The San Fernando earthquake of February 9, 1971, initiated a major slide on the downstream slope of Upper San Fernando Dam. Nearby Lower San Fernando Dam was damaged even more severely, and would have probably led to an uncontrolled release if the reservoir elevation had not been restricted prior to the earthquake. Both dams have been used extensively to calibrate various dynamic models. This paper presents the results of a reevaluation of the seismic performance of Upper San Fernando Dam based on an undrained shear strength model. Previous analyses of Upper San Fernando Dam have focused on various liquefaction approaches based on cyclic pore pressure generation assumptions. The undrained shear strength soil model presented is a different approach, based on the shear strength determined from standard triaxial testing. The underlying assumption of this soil model is that pore pressures increase as a direct result of shearing, rather than cyclic loading.
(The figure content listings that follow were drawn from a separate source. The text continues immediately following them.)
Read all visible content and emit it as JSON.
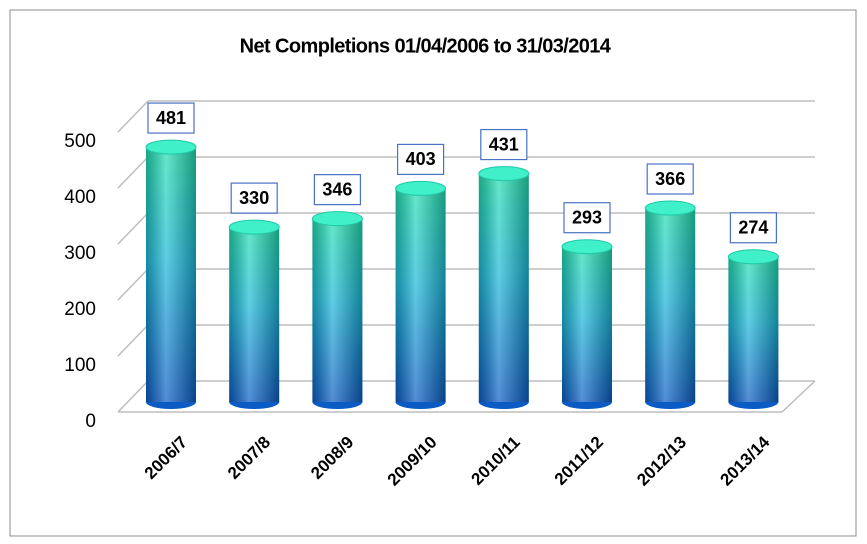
{
  "chart_data": {
    "type": "bar",
    "title": "Net Completions 01/04/2006  to 31/03/2014",
    "categories": [
      "2006/7",
      "2007/8",
      "2008/9",
      "2009/10",
      "2010/11",
      "2011/12",
      "2012/13",
      "2013/14"
    ],
    "values": [
      481,
      330,
      346,
      403,
      431,
      293,
      366,
      274
    ],
    "color": "#1a9ad8",
    "ylim": [
      0,
      500
    ],
    "yticks": [
      0,
      100,
      200,
      300,
      400,
      500
    ],
    "grid": true
  }
}
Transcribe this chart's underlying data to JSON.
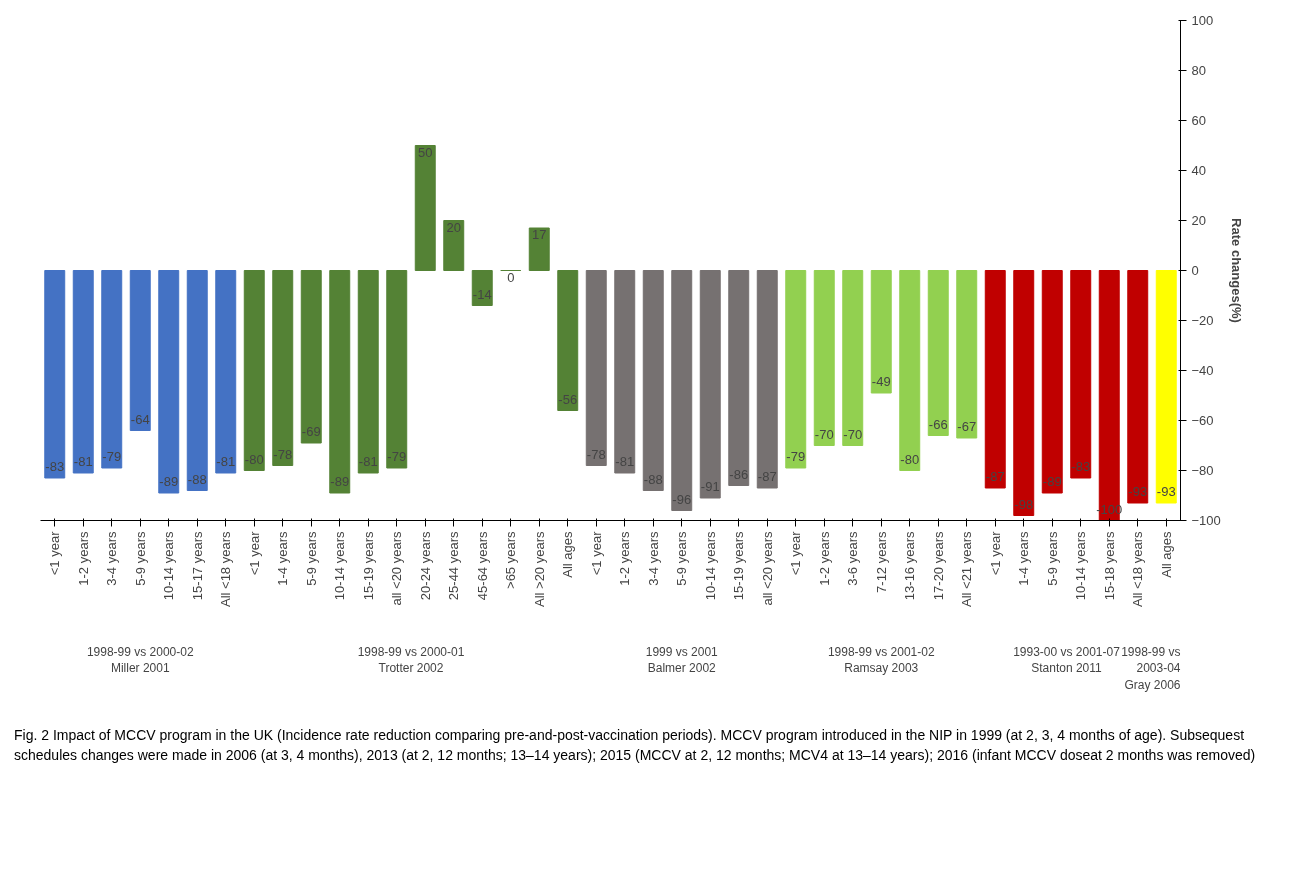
{
  "chart_data": {
    "type": "bar",
    "categories": [
      "<1 year",
      "1-2 years",
      "3-4 years",
      "5-9 years",
      "10-14 years",
      "15-17 years",
      "All <18 years",
      "<1 year",
      "1-4 years",
      "5-9 years",
      "10-14 years",
      "15-19 years",
      "all <20 years",
      "20-24 years",
      "25-44 years",
      "45-64 years",
      ">65 years",
      "All >20 years",
      "All ages",
      "<1 year",
      "1-2 years",
      "3-4 years",
      "5-9 years",
      "10-14 years",
      "15-19 years",
      "all <20 years",
      "<1 year",
      "1-2 years",
      "3-6 years",
      "7-12 years",
      "13-16 years",
      "17-20 years",
      "All <21 years",
      "<1 year",
      "1-4 years",
      "5-9 years",
      "10-14 years",
      "15-18 years",
      "All <18 years",
      "All ages"
    ],
    "series": [
      {
        "color": "#4472c4",
        "values": [
          -83,
          -81,
          -79,
          -64,
          -89,
          -88,
          -81,
          null,
          null,
          null,
          null,
          null,
          null,
          null,
          null,
          null,
          null,
          null,
          null,
          null,
          null,
          null,
          null,
          null,
          null,
          null,
          null,
          null,
          null,
          null,
          null,
          null,
          null,
          null,
          null,
          null,
          null,
          null,
          null,
          null
        ]
      },
      {
        "color": "#548235",
        "values": [
          null,
          null,
          null,
          null,
          null,
          null,
          null,
          -80,
          -78,
          -69,
          -89,
          -81,
          -79,
          50,
          20,
          -14,
          0,
          17,
          -56,
          null,
          null,
          null,
          null,
          null,
          null,
          null,
          null,
          null,
          null,
          null,
          null,
          null,
          null,
          null,
          null,
          null,
          null,
          null,
          null,
          null
        ]
      },
      {
        "color": "#767171",
        "values": [
          null,
          null,
          null,
          null,
          null,
          null,
          null,
          null,
          null,
          null,
          null,
          null,
          null,
          null,
          null,
          null,
          null,
          null,
          null,
          -78,
          -81,
          -88,
          -96,
          -91,
          -86,
          -87,
          null,
          null,
          null,
          null,
          null,
          null,
          null,
          null,
          null,
          null,
          null,
          null,
          null,
          null
        ]
      },
      {
        "color": "#92d050",
        "values": [
          null,
          null,
          null,
          null,
          null,
          null,
          null,
          null,
          null,
          null,
          null,
          null,
          null,
          null,
          null,
          null,
          null,
          null,
          null,
          null,
          null,
          null,
          null,
          null,
          null,
          null,
          -79,
          -70,
          -70,
          -49,
          -80,
          -66,
          -67,
          null,
          null,
          null,
          null,
          null,
          null,
          null
        ]
      },
      {
        "color": "#c00000",
        "values": [
          null,
          null,
          null,
          null,
          null,
          null,
          null,
          null,
          null,
          null,
          null,
          null,
          null,
          null,
          null,
          null,
          null,
          null,
          null,
          null,
          null,
          null,
          null,
          null,
          null,
          null,
          null,
          null,
          null,
          null,
          null,
          null,
          null,
          -87,
          -98,
          -89,
          -83,
          -100,
          -93,
          null
        ]
      },
      {
        "color": "#ffff00",
        "values": [
          null,
          null,
          null,
          null,
          null,
          null,
          null,
          null,
          null,
          null,
          null,
          null,
          null,
          null,
          null,
          null,
          null,
          null,
          null,
          null,
          null,
          null,
          null,
          null,
          null,
          null,
          null,
          null,
          null,
          null,
          null,
          null,
          null,
          null,
          null,
          null,
          null,
          null,
          null,
          -93
        ]
      }
    ],
    "ylabel": "Rate changes(%)",
    "ylim": [
      -100,
      100
    ],
    "yticks": [
      -100,
      -80,
      -60,
      -40,
      -20,
      0,
      20,
      40,
      60,
      80,
      100
    ],
    "data_labels": true,
    "grid": false,
    "annotations": [
      "1998-99 vs 2000-02\nMiller 2001",
      "1998-99 vs 2000-01\nTrotter 2002",
      "1999 vs 2001\nBalmer 2002",
      "1998-99 vs 2001-02\nRamsay 2003",
      "1993-00 vs 2001-07\nStanton 2011",
      "1998-99 vs\n2003-04\nGray 2006",
      "Fig. 2 Impact of MCCV program in the UK (Incidence rate reduction comparing pre-and-post-vaccination periods). MCCV program introduced in the NIP in 1999 (at 2, 3, 4 months of age). Subsequest schedules changes were made in 2006 (at 3, 4 months), 2013 (at 2, 12 months; 13–14 years); 2015 (MCCV at 2, 12 months; MCV4 at 13–14 years); 2016 (infant MCCV doseat 2 months was removed)"
    ]
  }
}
The assumed failure mechanism is a rotational slide, rather than a lateral spread. The approach is a logical extension of a static failure, with the addition of inertial forces and strain-softening of the shear zone. The approach follows fundamental geotechnical principals based on directly measured soil properties. This classic case study was reevaluated after meticulous analysis of a large body of construction data, in-situ data, and laboratory test data. The gradation, density, and shear strengths of the hydraulic fill vary significantly from the core to the outer shell due to the nature of the hydraulic fill placement method. By correlating all available data, a detailed soil profile was developed and input into a FLAC model. The built-in Mohr-Coulomb strain-softening constitutive soil model was used to simulate the undrained shear strength behavior. The results of this approach show good correlation to measured field performance, and are consistent with other observations at the site. 16 pp. 7 references.